Are resources of a Redeemable Life Insurance Policy subject to attachment? Information that Creditors and Debtors Need to Know

In a scenario of growing demand for asset protection instruments, redeemable life insurance has come to occupy a significant position in legal discussions. Although marketed under the premise of financial security, this product combines insurance coverage with an accumulating reserve, a feature that may undermine the traditional exemption from attachment granted to life insurance.

Article 833, VI, of the Brazilian Code of Civil Procedure (CPC) declares life insurance exempt from attachment, a provision aimed at protecting beneficiaries against the expropriation of funds intended to support them in the event of the insured’s death or disability. The rationale behind the rule is clear: the the indemnity amount is protected given its subsistence-oriented nature and constitutes an autonomous right of the beneficiaries, not forming part of the debtor’s attachable assets. This protection, however, does not apply without restriction to all types of insurance bearing the label of life insurance.

The redeemable life insurance is a hybrid type that has become popular in the Brazilian market. In this type of insurance, the individual pays a periodic premium to the insurance company, part of which finances the risk coverage and another part is invested, generating a reserve that accumulates over time. Once the waiting period specified in the contract has elapsed, the insured may redeem this accumulated amount, in whole or in part, while still alive and regardless of whether any insured event has occurred. In this respect, the product resembles financial investments such as VGBLs (a type of Brazilian variable annuity life plan) or savings accounts.

This possibility of redemption is precisely the point that shifts the discussion from the purely insurance field to the asset management field.

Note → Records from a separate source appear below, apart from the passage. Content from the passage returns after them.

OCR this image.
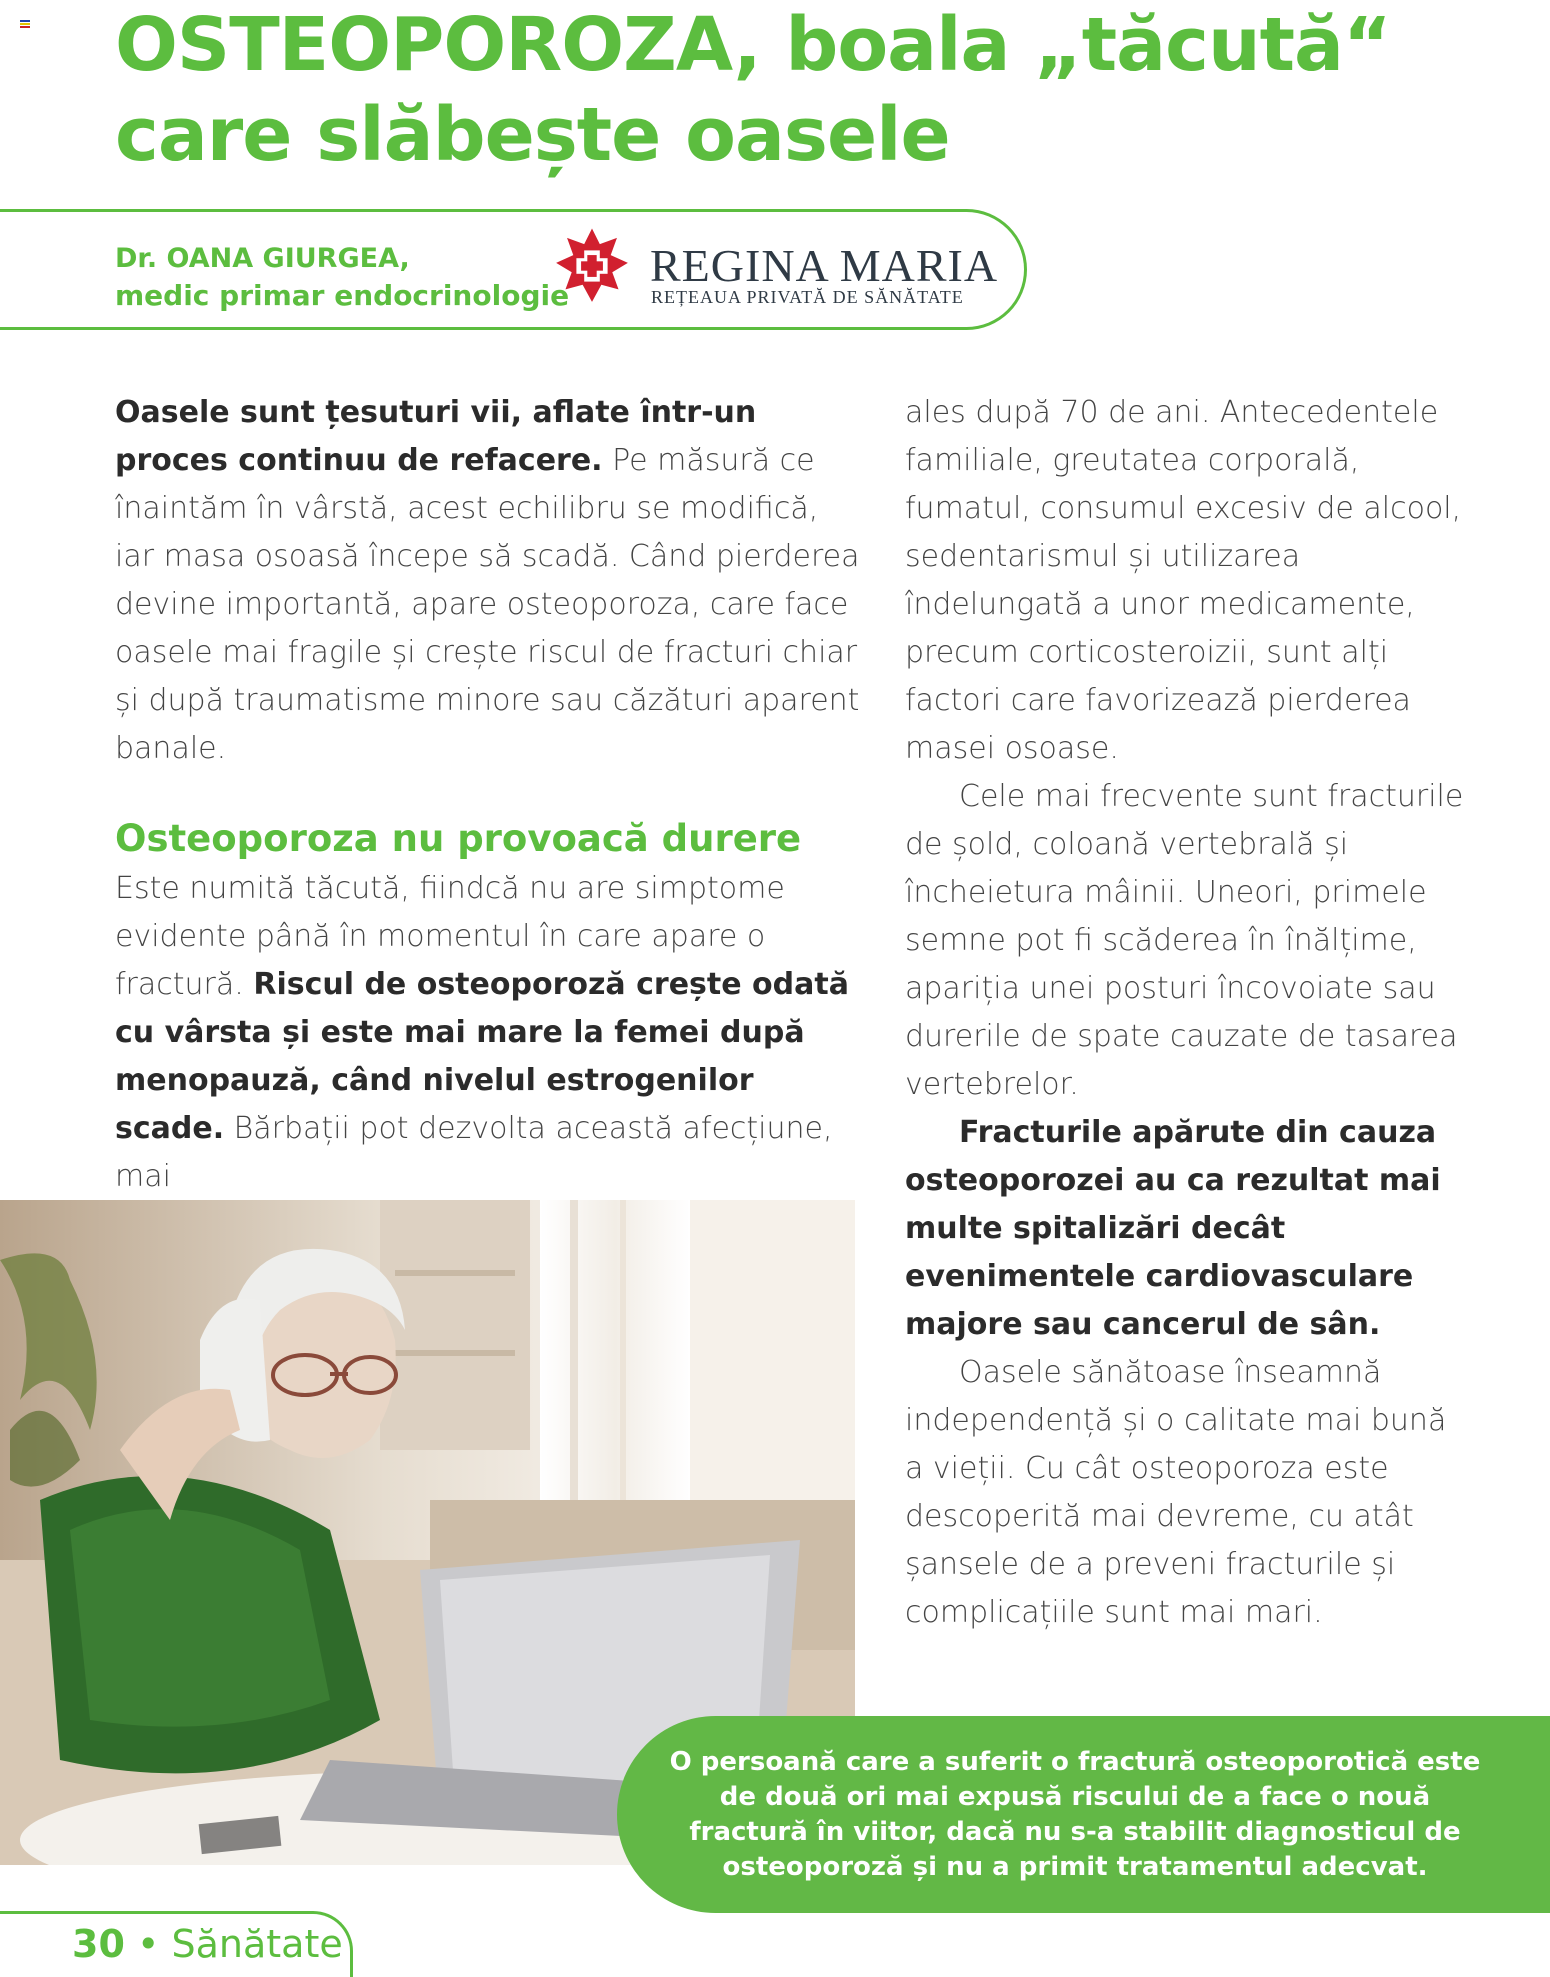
OSTEOPOROZA, boala „tăcută“
care slăbește oasele
Dr. OANA GIURGEA,
medic primar endocrinologie
REGINA MARIA
REȚEAUA PRIVATĂ DE SĂNĂTATE

Oasele sunt țesuturi vii, aflate într-un proces continuu de refacere. Pe măsură ce înaintăm în vârstă, acest echilibru se modifică, iar masa osoasă începe să scadă. Când pierderea devine importantă, apare osteoporoza, care face oasele mai fragile și crește riscul de fracturi chiar și după traumatisme minore sau căzături aparent banale.

Osteoporoza nu provoacă durere

Este numită tăcută, fiindcă nu are simptome evidente până în momentul în care apare o fractură. Riscul de osteoporoză crește odată cu vârsta și este mai mare la femei după menopauză, când nivelul estrogenilor scade. Bărbații pot dezvolta această afecțiune, mai

ales după 70 de ani. Antecedentele familiale, greutatea corporală, fumatul, consumul excesiv de alcool, sedentarismul și utilizarea îndelungată a unor medicamente, precum corticosteroizii, sunt alți factori care favorizează pierderea masei osoase.

Cele mai frecvente sunt fracturile de șold, coloană vertebrală și încheietura mâinii. Uneori, primele semne pot fi scăderea în înălțime, apariția unei posturi încovoiate sau durerile de spate cauzate de tasarea vertebrelor.

Fracturile apărute din cauza osteoporozei au ca rezultat mai multe spitalizări decât evenimentele cardiovasculare majore sau cancerul de sân.

Oasele sănătoase înseamnă independență și o calitate mai bună a vieții. Cu cât osteoporoza este descoperită mai devreme, cu atât șansele de a preveni fracturile și complicațiile sunt mai mari.

O persoană care a suferit o fractură osteoporotică este de două ori mai expusă riscului de a face o nouă fractură în viitor, dacă nu s-a stabilit diagnosticul de osteoporoză și nu a primit tratamentul adecvat.
30 • Sănătate
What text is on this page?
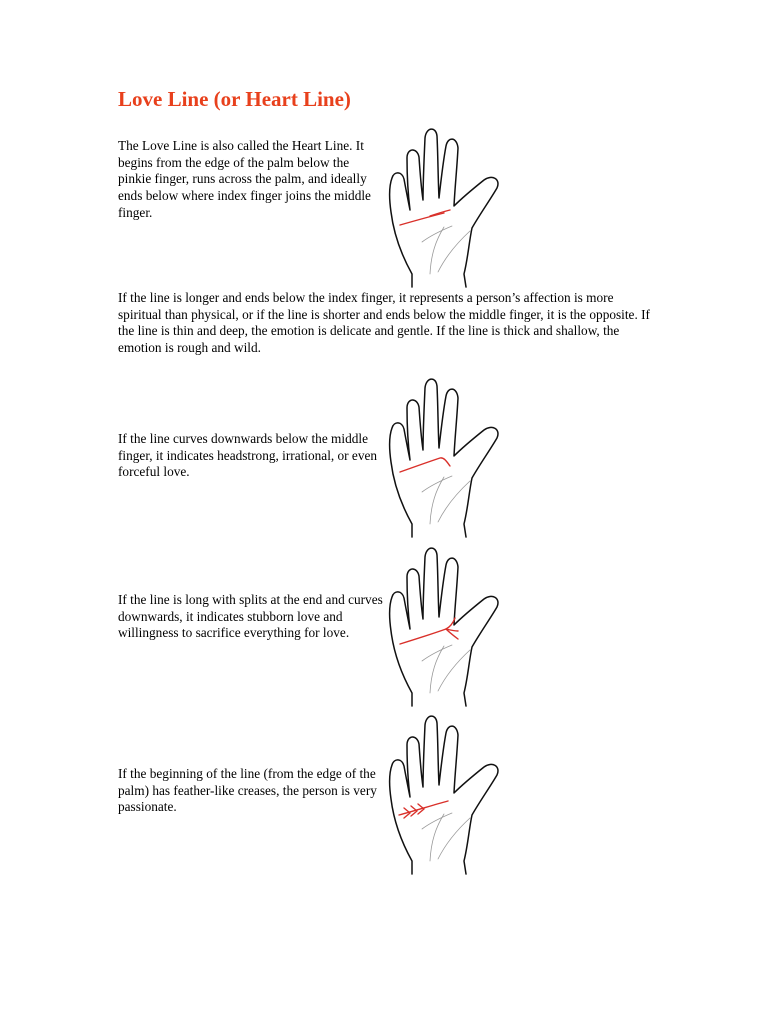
Love Line (or Heart Line)

The Love Line is also called the Heart Line. It begins from the edge of the palm below the pinkie finger, runs across the palm, and ideally ends below where index finger joins the middle finger.

If the line is longer and ends below the index finger, it represents a person’s affection is more spiritual than physical, or if the line is shorter and ends below the middle finger, it is the opposite. If the line is thin and deep, the emotion is delicate and gentle. If the line is thick and shallow, the emotion is rough and wild.

If the line curves downwards below the middle finger, it indicates headstrong, irrational, or even forceful love.

If the line is long with splits at the end and curves downwards, it indicates stubborn love and willingness to sacrifice everything for love.

If the beginning of the line (from the edge of the palm) has feather-like creases, the person is very passionate.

In ruling on REsp 2.176.434/DF in September 2025, the 3rd Panel of the STJ held that the amount redeemed by the insured loses the protection of Article 833, VI, of the CPC. Once the redemption is made, the capital ceases to have a protective insurance nature: there are no longer any beneficiaries to support, there is no longer any risk coverage pending a claim, and the amount becomes a common financial asset. The loss of exemption from attachment, therefore, presupposes the actual redemption by the debtor. The decision, thus, does not generally remove the protection afforded to life insurance, but rather delimits its application when the product, due to its contractual characteristics and the redemption actually carried out, begins to reveal an economic function similar to that of an investment.

The TJSP went further. In recent decisions (AI 2108374-08.2025.8.26.0000, Oct. 2025; AI 2349344-66.2025.8.26.0000, Feb. 2026, and AI 2334742- 70.2025.8.26.0000, Mar. 2026), the São Paulo court has held that the mere contractual possibility of surrender is sufficient to preclude the protection of Art. 833, VI, of the CPC, regardless of whether the insured has actually withdrawn any amount. For the TJSP, the hybrid nature of the contract, in and of itself, already disqualifies the product as life insurance for purposes of legal protection: it is sufficient that the contract allows for redemption for the accumulated amounts to be subject to attachment, even if the insured has never withdrawn a single cent.

In other words, the TJSP has prioritized the economic function of the product over its formal classification, recognizing that the reserve accessible to the insured during their lifetime is disconnected from the typical support-oriented and protective purpose of traditional life insurance.

Should this understanding of the attachability of redeemable life insurance be upheld in this specific case, it remains to be seen whether the debtor can invoke the protection that the STJ granted, in REsp 1.677.144/RS, decided in Feb/2024, to financial investments in general: the exemption from attachment of amounts up to 40 minimum wages intended to guarantee the subsistence minimum of the debtor and their family. Both the STJ and the TJSP currently recognize this protection in the context of redeemable insurance, but make it conditional on the debtor’s own effective proof that the blocked amount serves this purpose.

In practice, this issue requires heightened attention from both creditors and debtors. The party initiating enforcement must verify the general terms of the insurance contract designated as exempt from attachment: if the policy allows for surrender by the insured while alive, the protection afforded by Article 833, item VI, of the Code of Civil Procedure may be overridden, and it is appropriate to seek attachment. The debtor must understand that maintaining a policy with a surrender clause does not guarantee automatic protection of accumulated assets, and that any remaining protection, limited to 40 times the minimum wage, requires concrete proof, submitted within the prescribed time limit, that the funds are essential for subsistence. The discussion also reinforces the need for caution when contracting and using products sold as asset protection instruments.

Finally, it is worth noting that the STJ will revisit the ruling issued in REsp 1.677.144/RS in the adjudication of Theme 1.285, which is subject to the repetitive appeals procedure. The decision will definitively establish, with binding effect, which financial investments are protected by the exemption from attachment of 40 minimum wages. The outcome directly affects redeemable life insurance, as depending on what the court decides, the residual protection mentioned above may be expanded, restricted, or subject to new requirements. Until then, the issue remains open and warrants monitoring by creditors, debtors, and attorneys.

This content is provided for informational purposes only and does not constitute legal advice. The application of this information depends on the analysis of each specific case.